Pipers ungewöhnliche Wahl des Grüns für seine springenden Pferde erfolgte, nachdem ein Sponsorenvertrag mit Esso abgelaufen war, was ihn dazu veranlasste, einen Vertrag mit BP und deren Lackierung anzunehmen. „Ich fand es gut, eine Farbe auszuwählen und dabei zu bleiben“, so seine Erklärung

1963 trat Piper auch für Luigi Chinettis berühmtes NART in Le Mans an: Gemeinsam mit Masten Gregory fuhr er einen 250 GTO LMB. Obwohl letzterer einen kurzen Abstecher in die Sandbank der Mulsanne-Gerade machte, erreichten sie den sechsten Platz in der Gesamtwertung und trugen damit dazu bei, dass die ersten sechs Plätze ausschließlich von Ferraris belegt wurden.  

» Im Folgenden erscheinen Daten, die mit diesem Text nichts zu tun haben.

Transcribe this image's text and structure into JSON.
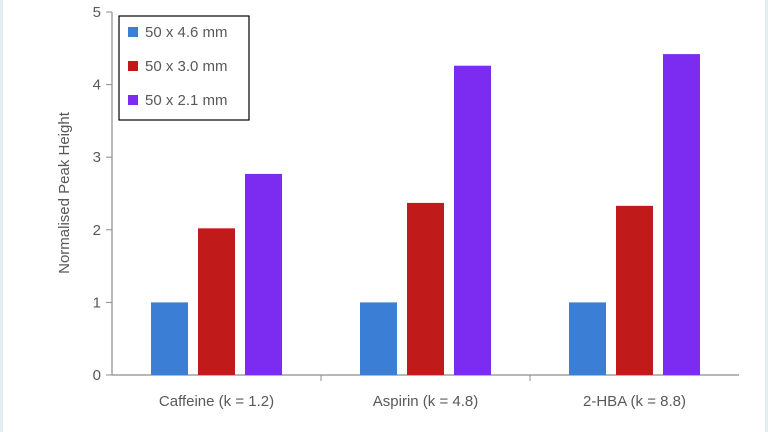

Dann kaufte Piper seinen zweiten GTO, an dem er selbst einige Änderungen vornahm: Er schnitt die Windschutzscheibe zu, senkte das Dach und tunte den V12-Motor des Ferrari. Man erzählt, der Ferrari-Werksfahrer Lorenzo Bandini habe das Auto zum schnellsten GTO der Welt erklärt. Dem konnte der damalige technische Direktor, der kürzlich verstorbene Mauro Forghieri, nur zustimmen. 

Danach holte sich Piper den 250 LM, damals der heißbegehrteste Ferrari überhaupt, und nahm weiter an einer Unzahl von Rennen teil, oft auch am Steuer der Modelle 365 P2 und 330 P3/4. 

Das vielleicht bekannteste Markenzeichen von Piper? Die grüne Lackierung seiner Rennwagen. Nur eine Farbe, könnte man meinen. Doch seinen 250 LM oder 330 P3/4 in jenem Grün zu sehen, das später als „Piper Green“ bekannt wurde, löst immer noch starke Emotionen aus. Wir sind es einfach gewohnt, Ferraris mit roter Lackierung zu sehen ... Pipers charakteristische Farbe entstand, als sein ehemaliger Sponsor Esso ihn nach der Sueskrise – was unter anderem zu einer Ölknappheit in Großbritannien führte – nicht mehr unterstützen konnte. Und so wechselte er zu BP Green. „Ich fand es gut, eine Farbe auszuwählen und dabei zu bleiben“, so seine Erklärung. 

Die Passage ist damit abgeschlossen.